Since you are buying the games at rather extreme costs, I'd also like to note that the Yinsh board is sufficiently large to play Gipf, Dvonn, and Tzaar, and if you have Gipf, the 3 Gipf sets, and the additional Tamsk potentials that came with Tamsk (or an extra of any of the Gipf sets -- #2 and #3 have two potentials each instead of #1's one), you have enough distinct pieces to play Tzaar and Dvonn (use the pieces with furrows in the outside edge for the red Dvonn pieces, so you can see them in a stack).

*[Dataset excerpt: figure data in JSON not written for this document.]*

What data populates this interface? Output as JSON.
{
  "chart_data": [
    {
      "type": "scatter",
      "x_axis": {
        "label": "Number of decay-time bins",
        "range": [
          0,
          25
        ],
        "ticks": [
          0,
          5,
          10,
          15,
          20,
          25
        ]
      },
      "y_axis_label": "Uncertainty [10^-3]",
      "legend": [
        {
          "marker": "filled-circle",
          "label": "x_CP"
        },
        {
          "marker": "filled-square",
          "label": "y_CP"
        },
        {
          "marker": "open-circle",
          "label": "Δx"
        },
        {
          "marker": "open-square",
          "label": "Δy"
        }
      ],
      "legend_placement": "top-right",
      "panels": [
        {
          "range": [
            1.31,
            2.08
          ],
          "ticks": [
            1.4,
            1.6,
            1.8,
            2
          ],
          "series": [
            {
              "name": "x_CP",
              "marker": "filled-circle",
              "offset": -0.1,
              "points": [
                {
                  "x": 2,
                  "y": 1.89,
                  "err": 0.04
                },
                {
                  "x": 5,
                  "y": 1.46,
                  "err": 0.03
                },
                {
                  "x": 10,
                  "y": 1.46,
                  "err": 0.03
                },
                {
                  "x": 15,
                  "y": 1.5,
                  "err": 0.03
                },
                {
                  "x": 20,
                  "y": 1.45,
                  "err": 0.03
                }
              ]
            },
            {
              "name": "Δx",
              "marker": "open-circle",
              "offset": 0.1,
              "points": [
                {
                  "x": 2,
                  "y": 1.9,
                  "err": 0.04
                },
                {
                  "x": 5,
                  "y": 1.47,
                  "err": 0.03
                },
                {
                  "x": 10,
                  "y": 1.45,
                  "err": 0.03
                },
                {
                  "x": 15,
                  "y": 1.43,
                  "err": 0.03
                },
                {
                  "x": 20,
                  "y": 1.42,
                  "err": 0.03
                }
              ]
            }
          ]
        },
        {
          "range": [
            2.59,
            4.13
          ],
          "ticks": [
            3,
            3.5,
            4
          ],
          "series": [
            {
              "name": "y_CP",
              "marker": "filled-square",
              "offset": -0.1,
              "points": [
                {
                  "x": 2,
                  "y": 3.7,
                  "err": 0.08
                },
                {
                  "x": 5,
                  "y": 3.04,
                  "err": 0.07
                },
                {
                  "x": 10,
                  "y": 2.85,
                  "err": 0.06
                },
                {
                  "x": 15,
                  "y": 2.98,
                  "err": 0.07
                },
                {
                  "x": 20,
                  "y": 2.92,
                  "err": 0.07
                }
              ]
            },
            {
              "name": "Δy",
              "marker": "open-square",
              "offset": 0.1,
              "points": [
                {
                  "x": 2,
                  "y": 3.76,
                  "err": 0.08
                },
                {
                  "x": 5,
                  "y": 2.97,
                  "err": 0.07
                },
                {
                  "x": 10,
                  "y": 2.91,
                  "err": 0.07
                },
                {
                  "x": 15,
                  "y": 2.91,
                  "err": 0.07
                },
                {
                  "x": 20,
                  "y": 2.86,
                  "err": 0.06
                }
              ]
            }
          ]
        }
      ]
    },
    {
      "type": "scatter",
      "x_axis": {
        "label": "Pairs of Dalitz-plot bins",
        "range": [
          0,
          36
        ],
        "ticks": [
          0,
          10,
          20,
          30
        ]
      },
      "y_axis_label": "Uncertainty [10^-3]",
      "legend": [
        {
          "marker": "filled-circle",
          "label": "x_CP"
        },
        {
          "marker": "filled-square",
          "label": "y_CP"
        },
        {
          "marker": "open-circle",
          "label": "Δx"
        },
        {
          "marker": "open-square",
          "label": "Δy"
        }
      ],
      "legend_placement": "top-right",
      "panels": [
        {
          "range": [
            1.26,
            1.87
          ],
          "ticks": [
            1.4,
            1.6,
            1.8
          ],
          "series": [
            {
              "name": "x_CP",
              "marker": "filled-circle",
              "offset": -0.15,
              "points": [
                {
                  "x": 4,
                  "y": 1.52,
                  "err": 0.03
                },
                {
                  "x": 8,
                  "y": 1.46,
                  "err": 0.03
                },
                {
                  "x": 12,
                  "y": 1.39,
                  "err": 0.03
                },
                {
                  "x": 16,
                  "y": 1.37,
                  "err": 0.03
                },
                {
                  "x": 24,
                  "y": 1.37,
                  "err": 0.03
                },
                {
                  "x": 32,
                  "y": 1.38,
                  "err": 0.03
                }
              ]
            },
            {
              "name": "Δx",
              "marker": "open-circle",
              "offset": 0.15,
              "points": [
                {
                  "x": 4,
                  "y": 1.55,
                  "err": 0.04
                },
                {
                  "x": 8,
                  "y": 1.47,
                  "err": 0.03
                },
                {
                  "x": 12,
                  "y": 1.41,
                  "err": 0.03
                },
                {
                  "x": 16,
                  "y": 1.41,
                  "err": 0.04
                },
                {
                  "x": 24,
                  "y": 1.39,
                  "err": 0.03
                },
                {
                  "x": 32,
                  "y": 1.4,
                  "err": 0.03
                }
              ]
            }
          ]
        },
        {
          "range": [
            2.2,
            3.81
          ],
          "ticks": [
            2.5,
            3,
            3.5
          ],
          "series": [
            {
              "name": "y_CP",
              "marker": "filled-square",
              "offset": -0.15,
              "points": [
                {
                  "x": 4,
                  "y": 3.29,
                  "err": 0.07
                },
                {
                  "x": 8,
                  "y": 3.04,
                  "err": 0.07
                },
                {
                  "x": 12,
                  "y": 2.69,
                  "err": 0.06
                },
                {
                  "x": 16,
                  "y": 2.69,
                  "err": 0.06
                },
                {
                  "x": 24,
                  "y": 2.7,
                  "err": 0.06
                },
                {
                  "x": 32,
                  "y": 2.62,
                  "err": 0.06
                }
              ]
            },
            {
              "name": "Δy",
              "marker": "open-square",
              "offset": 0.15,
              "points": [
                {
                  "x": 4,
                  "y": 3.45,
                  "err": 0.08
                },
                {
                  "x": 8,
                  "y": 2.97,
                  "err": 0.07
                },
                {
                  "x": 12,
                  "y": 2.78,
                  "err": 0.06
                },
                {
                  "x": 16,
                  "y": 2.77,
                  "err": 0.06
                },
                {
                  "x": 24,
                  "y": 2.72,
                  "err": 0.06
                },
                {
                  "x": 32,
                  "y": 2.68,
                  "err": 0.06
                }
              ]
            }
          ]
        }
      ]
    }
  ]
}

You could probably come up with additional interesting games from those pieces -- I'm surprised there aren't more variants and game-system types of posts.

Personally, I like Yinsh the best so far, followed by Gipf, which I am still very new at. Dvonn and Tzaar are both very fixed games: I enjoy the shifting board situations more than the inexorable narrowing. I passed on Zertz since it goes even more that way. Tamsk is cute but ultimately the sand timers are uneven and the game itself is very simplistic. "Time pressure" is not much of a strategic element to make up for that.

I still don't really get connect-opposite-sides games like Punct, but it doesn't have that fixed/narrowing element, so it might end up in the better half for me, although it seems unlikely to overtake Gipf or Yinsh.